Paul Patrick of Iran was worried about himself before he headed to Nepal for a trek to Jomsom. But the situation here was different from what he had seen in international media.
“I didn’t face any problem during my trek from Lamjung to Jomsom via Manang,” Patrick, who arrived in Jomsom on Tuesday, said, urging tourists to come to visit Nepal without any hesitation.
Gopal Krishna from India, who is on a pilgrimage to Muktinath Temple, also said Nepal is safe to visit although some infrastructures have been damaged. “Rumors doing round in media that Nepal is not safe to visit is not true. Everyone can come here and enjoy without anything to worry about,” he added.
US trekker Michelle James said was happy to complete Annapurna Circuit even after the devastating earthquake. “We cannot say Nepal is unsafe. I did not feel any insecurity here,” she said, adding, “I am very glad that I chose this country for my vacation.”
Like Patrick, Gopal and James, every tourist visiting Mustang say Nepal is as beautiful as before and there is no reason to feel insecure.
At a time when number of tourist visiting Nepal has fallen drastically mainly due to negative media reports about Nepal, positive message from tourists can help a lot in revival of tourism industry, according to tourism entrepreneurs of Mustang.
There were 89 tourists in Mustang on April 21. But there were only three foreign tourists in Muktinath on June 23.
“We were getting good number of foreign tourists until April 25. Now we are seeing only handful of them,” Tek Bahadur Gurung, chief of Annapurna Conservation Area Project (ACAP) check post in Muktinath, said.
Gurung also said tourists visiting the area have been giving positive reactions. “We have been taking comments from them.

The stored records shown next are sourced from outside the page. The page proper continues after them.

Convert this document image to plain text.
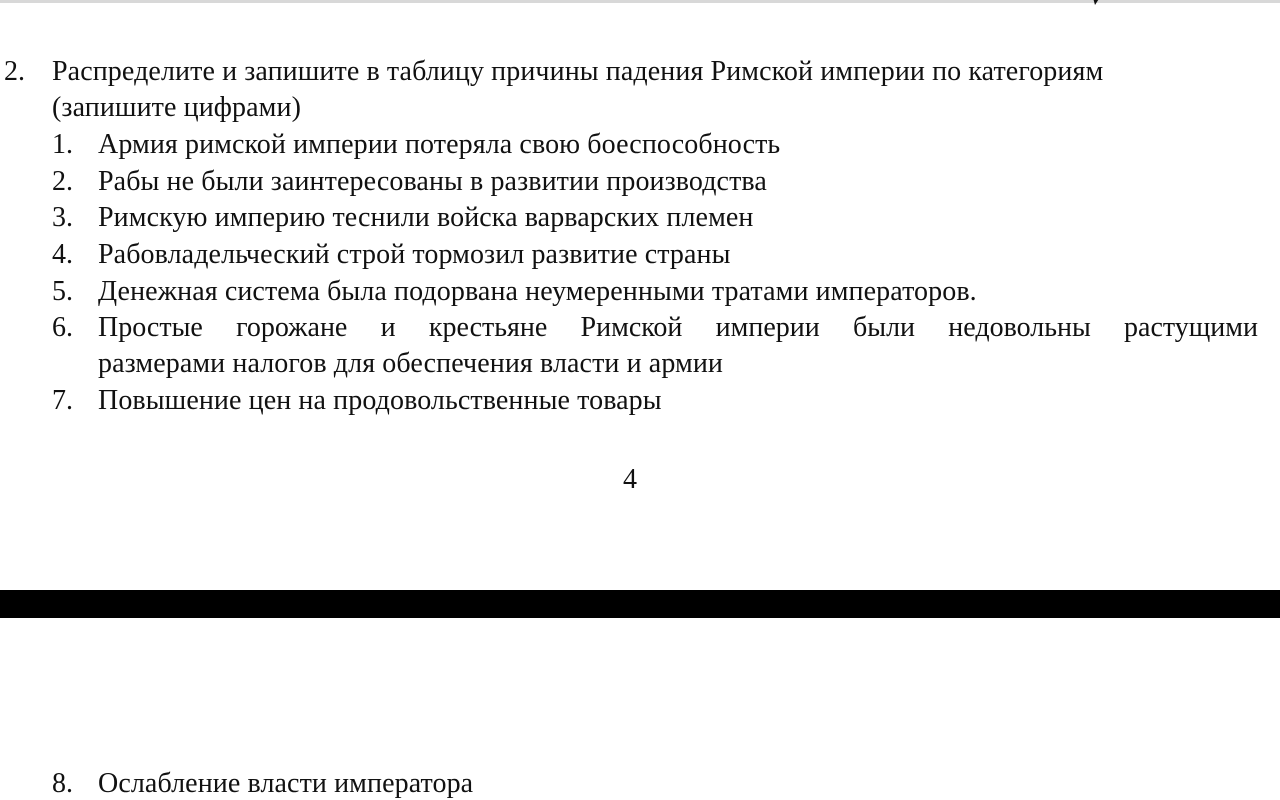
2. Распределите и запишите в таблицу причины падения Римской империи по категориям
(запишите цифрами)
1. Армия римской империи потеряла свою боеспособность
2. Рабы не были заинтересованы в развитии производства
3. Римскую империю теснили войска варварских племен
4. Рабовладельческий строй тормозил развитие страны
5. Денежная система была подорвана неумеренными тратами императоров.
6. Простые горожане и крестьяне Римской империи были недовольны растущими
размерами налогов для обеспечения власти и армии
7. Повышение цен на продовольственные товары
4
8. Ослабление власти императора
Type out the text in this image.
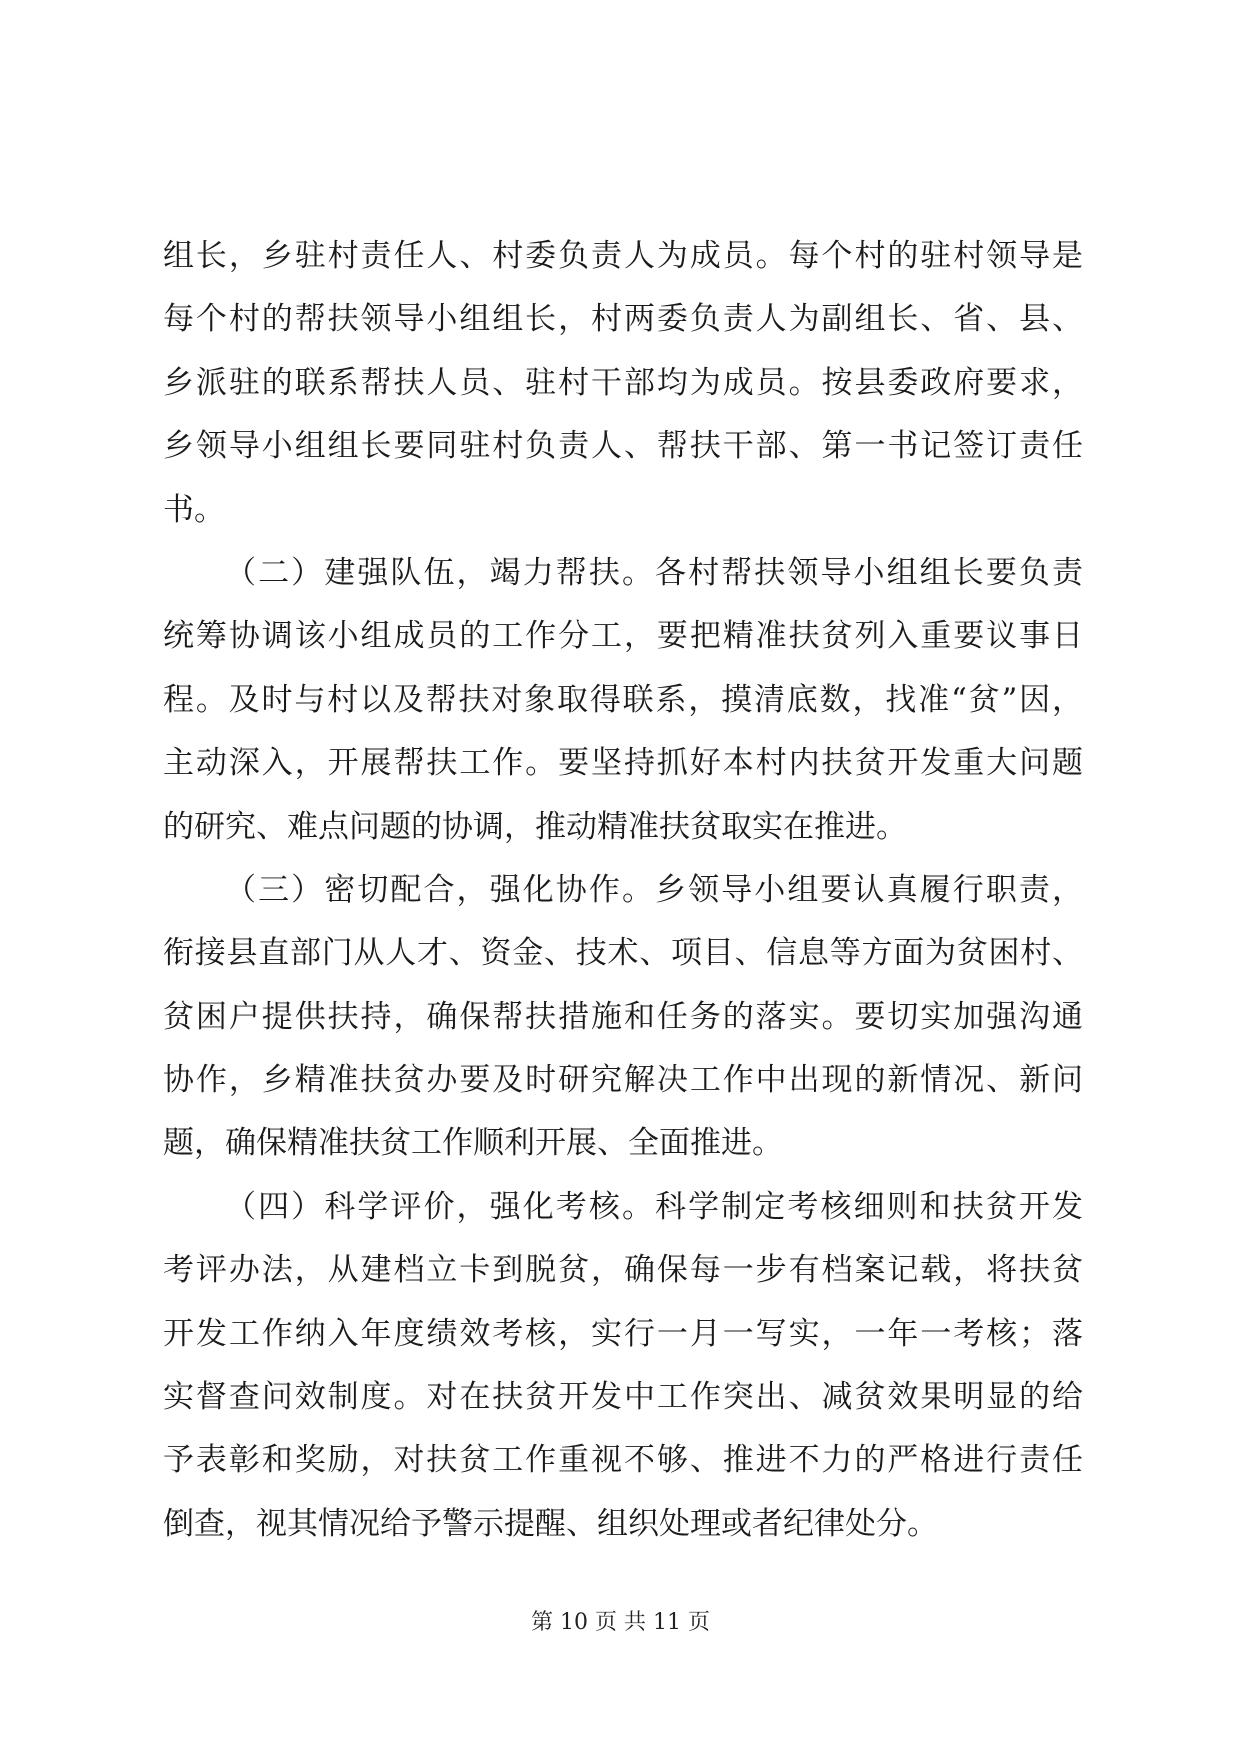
组长，乡驻村责任人、村委负责人为成员。每个村的驻村领导是
每个村的帮扶领导小组组长，村两委负责人为副组长、省、县、
乡派驻的联系帮扶人员、驻村干部均为成员。按县委政府要求，
乡领导小组组长要同驻村负责人、帮扶干部、第一书记签订责任
书。
（二）建强队伍，竭力帮扶。各村帮扶领导小组组长要负责
统筹协调该小组成员的工作分工，要把精准扶贫列入重要议事日
程。及时与村以及帮扶对象取得联系，摸清底数，找准“贫”因，
主动深入，开展帮扶工作。要坚持抓好本村内扶贫开发重大问题
的研究、难点问题的协调，推动精准扶贫取实在推进。
（三）密切配合，强化协作。乡领导小组要认真履行职责，
衔接县直部门从人才、资金、技术、项目、信息等方面为贫困村、
贫困户提供扶持，确保帮扶措施和任务的落实。要切实加强沟通
协作，乡精准扶贫办要及时研究解决工作中出现的新情况、新问
题，确保精准扶贫工作顺利开展、全面推进。
（四）科学评价，强化考核。科学制定考核细则和扶贫开发
考评办法，从建档立卡到脱贫，确保每一步有档案记载，将扶贫
开发工作纳入年度绩效考核，实行一月一写实，一年一考核；落
实督查问效制度。对在扶贫开发中工作突出、减贫效果明显的给
予表彰和奖励，对扶贫工作重视不够、推进不力的严格进行责任
倒查，视其情况给予警示提醒、组织处理或者纪律处分。
第 10 页 共 11 页
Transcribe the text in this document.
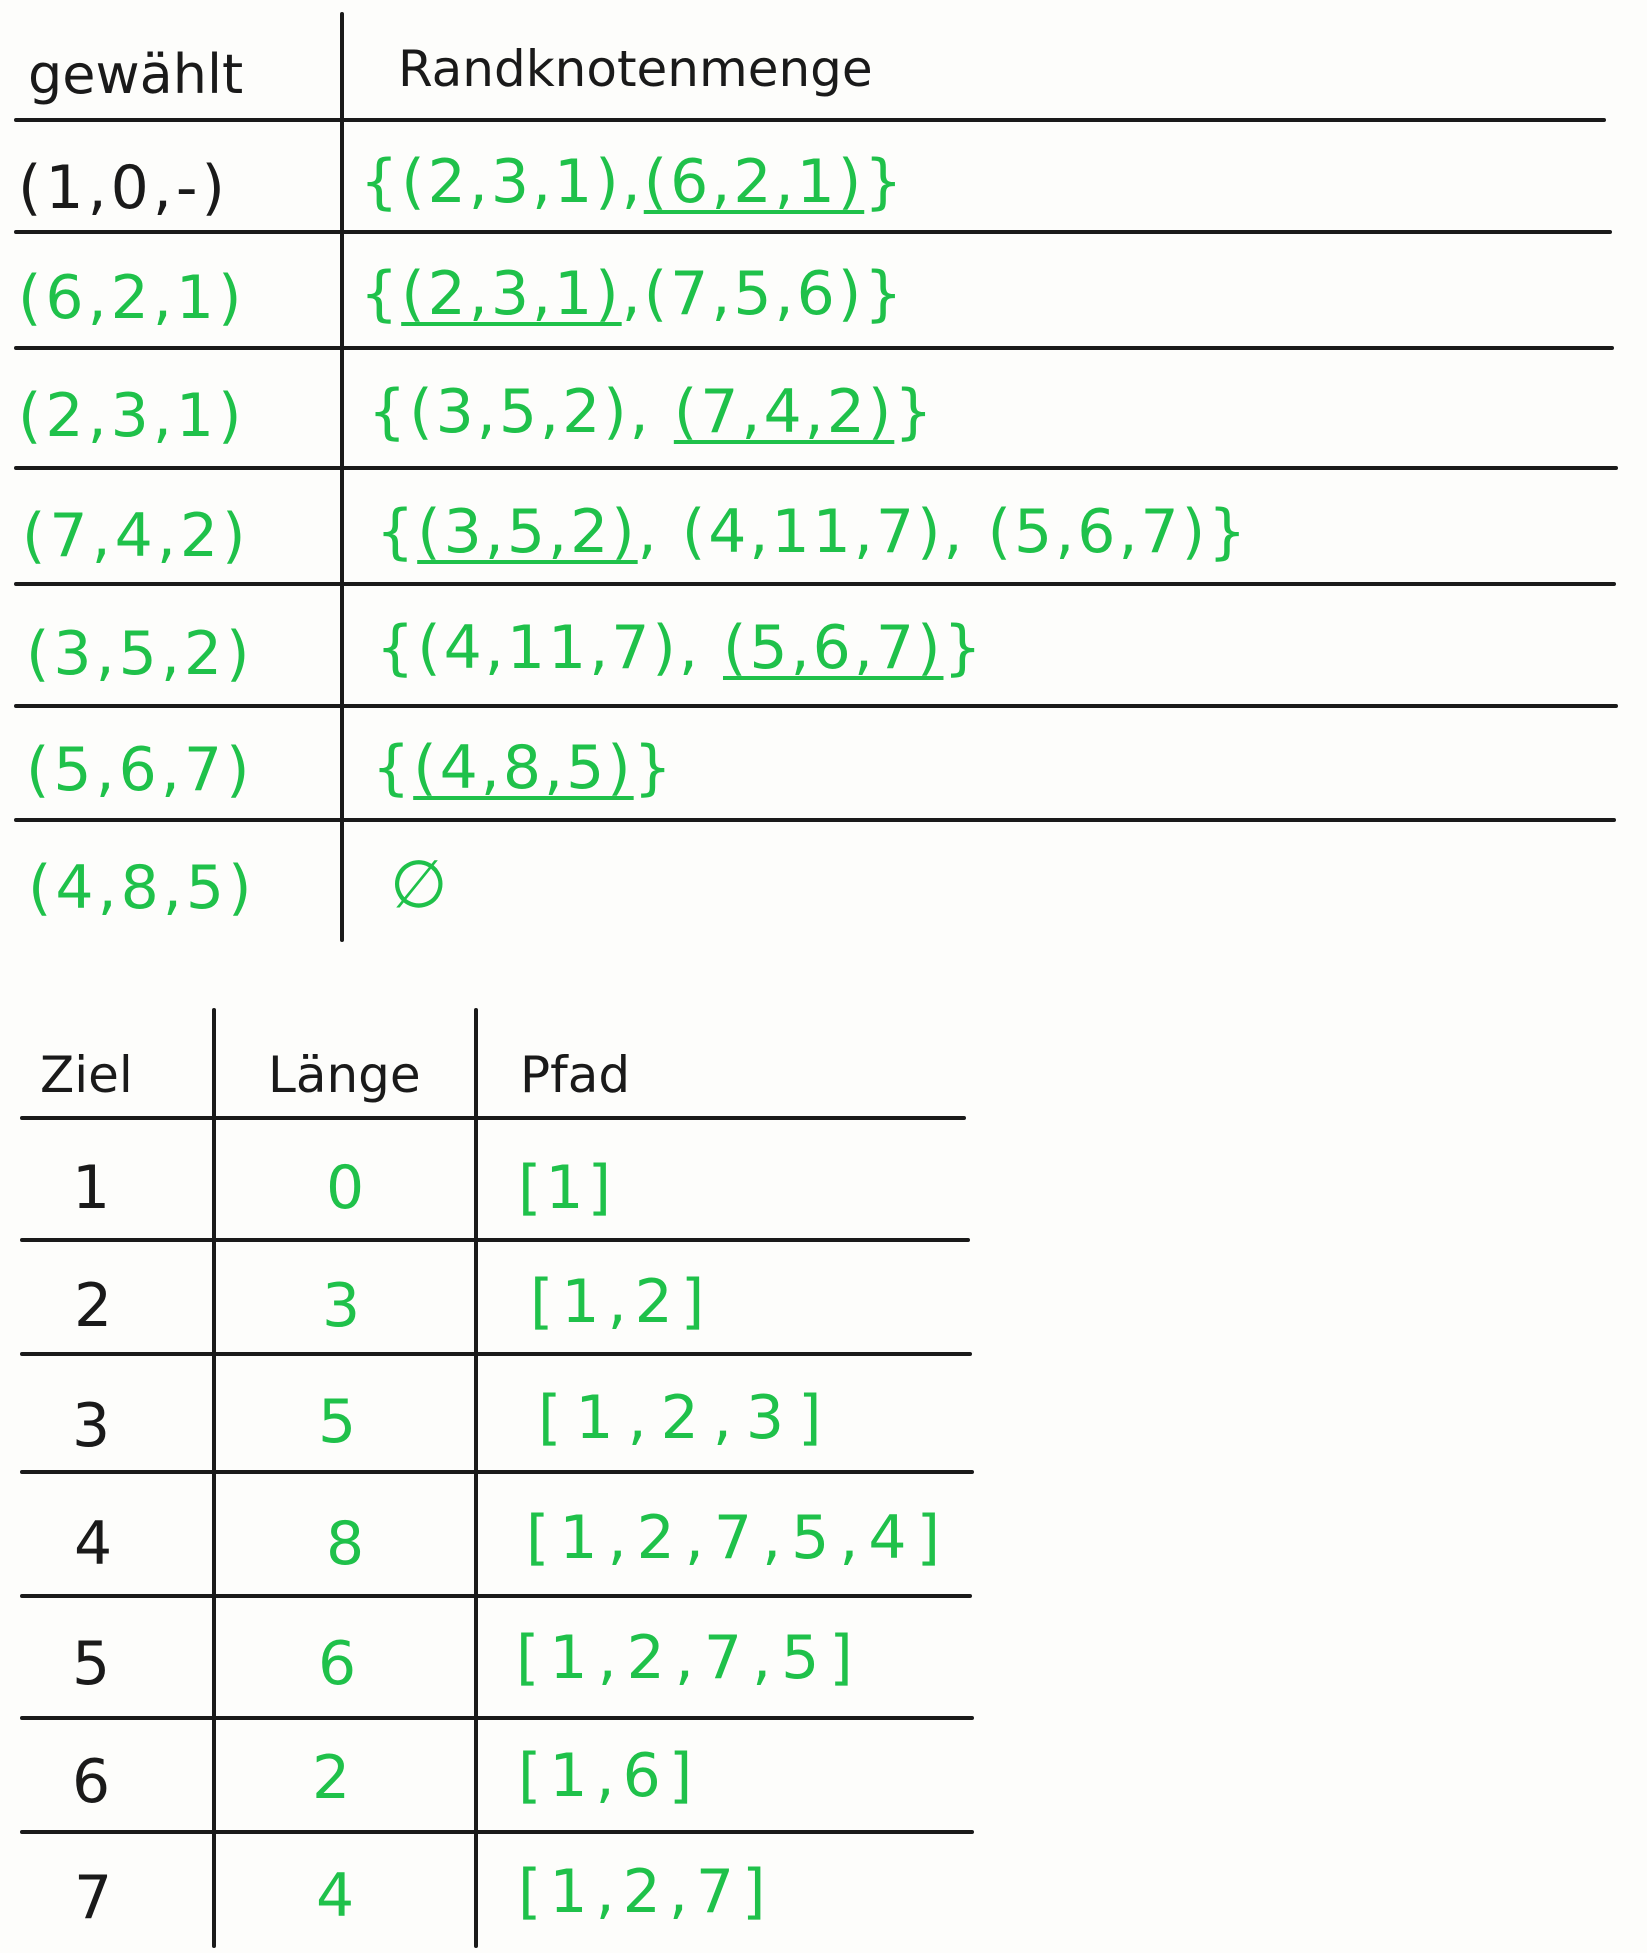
gewählt	Randknotenmenge
(1,0,-) { (2,3,1) , (6,2,1) }
(6,2,1) { (2,3,1) , (7,5,6) }
(2,3,1) { (3,5,2) , (7,4,2) }
(7,4,2) { (3,5,2) , (4,11,7) , (5,6,7) }
(3,5,2) { (4,11,7) , (5,6,7) }
(5,6,7) { (4,8,5) }
(4,8,5) ∅
Ziel	Länge Pfad
1	0	[1]
2	3	[1,2]
3	5	[1,2,3]
4	8	[1,2,7,5,4]
5	6	[1,2,7,5]
6	2	[1,6]
7	4	[1,2,7]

Almost all of them have said they enjoyed the trek and that they did not face any problem,” said Gurung.
More than 90 percent of foreign tourists visiting Mustang come via Manang. India, The region has been attracting tourists from countries like USA, Iran, Japan, Sri Lanka, Germany, France, South Korea, Australia, Thailand, Italy, the United Kingdom, Malaysia and Chile, among others.
Number of Indian tourists coming for Muktinath pilgrimage has also fallen after the earthquake. “Around 40 Indian tourists used to come to Muktinath on a daily basis before the earthquake. Now we are getting only two or three Indian tourists,” Ram Prasad Subedi, the priest of Muktinath Temple, said.
Meanwhile, local hoteliers have started a campaign to invite foreign tourists to the area. “We have written to embassies in Kathmandu to convey the message that the area is safe to visit,” Chandra Mohan Gauchan, a hotel entrepreneur, said, adding that they will organize various programs to attract tourists.